There are some compensations to this thin reading diet on the road, though. I forgave one catering company its incorrect use of the apostrophe in "Caterer's" for its notice on the back of the van "No cakes are left in the van overnight". My favourite, though, is the firm of electricians I often spot on the way to work. Their logo is unmistakeable - a silhouette of a head with an aquiline nose, with a deerstalker and pipe. The name of the company? "Mr Ohms".

3 comments:

Anonymous said...

Mr Ohms is located right around the corner from us - I saw him only last week. No deerstalker though. We used to sell Eddie Stobart models in our shop, but sadly not his French counterpart, Norbert Dentressangle.
I find graffiti sticks in my head, scattered over various gantries.

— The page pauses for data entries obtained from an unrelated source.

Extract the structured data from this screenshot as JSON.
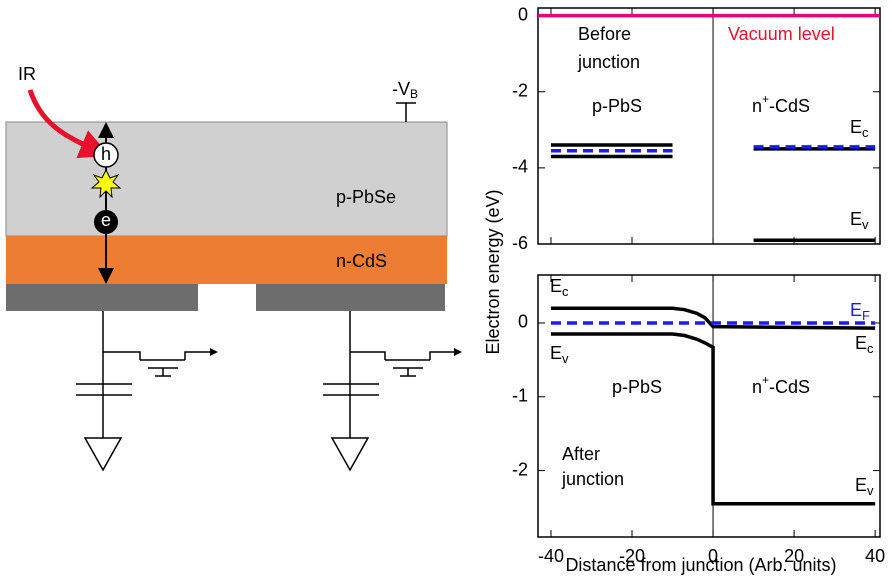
{
  "diagram": {
    "ir": "IR",
    "bias": {
      "text": "-V",
      "sub": "B"
    },
    "hole": "h",
    "electron": "e",
    "layer_top": "p-PbSe",
    "layer_bottom": "n-CdS"
  },
  "chart_data": [
    {
      "type": "line",
      "xlim": [
        -43.2,
        41.2
      ],
      "ylim": [
        -6,
        0.2
      ],
      "xticks": [
        -40,
        -20,
        0,
        20,
        40
      ],
      "yticks": [
        0,
        -2,
        -4,
        -6
      ],
      "vline": 0,
      "annotations": [
        {
          "text": "Before"
        },
        {
          "text": "junction"
        },
        {
          "text": "Vacuum level",
          "color": "#e8102a"
        },
        {
          "text": "p-PbS"
        },
        {
          "text": "n",
          "sup": "+",
          "after": "-CdS"
        },
        {
          "text": "E",
          "sub": "c"
        },
        {
          "text": "E",
          "sub": "v"
        }
      ],
      "series": [
        {
          "color": "#e6007e",
          "x": [
            -43.2,
            41.2
          ],
          "values": [
            0,
            0
          ]
        },
        {
          "color": "#000000",
          "x": [
            -40,
            -10
          ],
          "values": [
            -3.4,
            -3.4
          ]
        },
        {
          "color": "#1a1aff",
          "dashed": true,
          "x": [
            -40,
            -10
          ],
          "values": [
            -3.55,
            -3.55
          ]
        },
        {
          "color": "#000000",
          "x": [
            -40,
            -10
          ],
          "values": [
            -3.7,
            -3.7
          ]
        },
        {
          "color": "#000000",
          "x": [
            10,
            40
          ],
          "values": [
            -3.5,
            -3.5
          ]
        },
        {
          "color": "#1a1aff",
          "dashed": true,
          "x": [
            10,
            40
          ],
          "values": [
            -3.45,
            -3.45
          ]
        },
        {
          "color": "#000000",
          "x": [
            10,
            40
          ],
          "values": [
            -5.9,
            -5.9
          ]
        }
      ]
    },
    {
      "type": "line",
      "xlim": [
        -43.2,
        41.2
      ],
      "ylim": [
        -2.9,
        0.65
      ],
      "xticks": [
        -40,
        -20,
        0,
        20,
        40
      ],
      "yticks": [
        0,
        -1,
        -2
      ],
      "vline": 0,
      "xlabel": "Distance from junction (Arb. units)",
      "ylabel": "Electron energy (eV)",
      "annotations": [
        {
          "text": "E",
          "sub": "c"
        },
        {
          "text": "E",
          "sub": "v"
        },
        {
          "text": "E",
          "sub": "F",
          "color": "#1a1aff"
        },
        {
          "text": "E",
          "sub": "c"
        },
        {
          "text": "p-PbS"
        },
        {
          "text": "n",
          "sup": "+",
          "after": "-CdS"
        },
        {
          "text": "After"
        },
        {
          "text": "junction"
        },
        {
          "text": "E",
          "sub": "v"
        }
      ],
      "series": [
        {
          "color": "#000000",
          "x": [
            -40,
            -10,
            -7,
            -4,
            -2,
            0,
            40
          ],
          "values": [
            0.2,
            0.2,
            0.18,
            0.13,
            0.07,
            -0.05,
            -0.07
          ]
        },
        {
          "color": "#1a1aff",
          "dashed": true,
          "x": [
            -40,
            40
          ],
          "values": [
            0,
            0
          ]
        },
        {
          "color": "#000000",
          "x": [
            -40,
            -10,
            -7,
            -4,
            -2,
            0,
            0,
            40
          ],
          "values": [
            -0.15,
            -0.15,
            -0.17,
            -0.22,
            -0.27,
            -0.33,
            -2.45,
            -2.45
          ]
        }
      ]
    }
  ]
}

My favourites are 'Flux of the Pink Indians' and 'The Pies, The Pies'.

Rob said...

...which means you must be in Southport. Stobart had quite a vogue didn't it? I think I probably know the point of The Pies The Pies (modelled on The Horror, The Horror, perhaps?) but the Pink Indians remain a mystery to me.

'er indoors said...

Norbert is far superior to that upstart Eddie, in my opinion.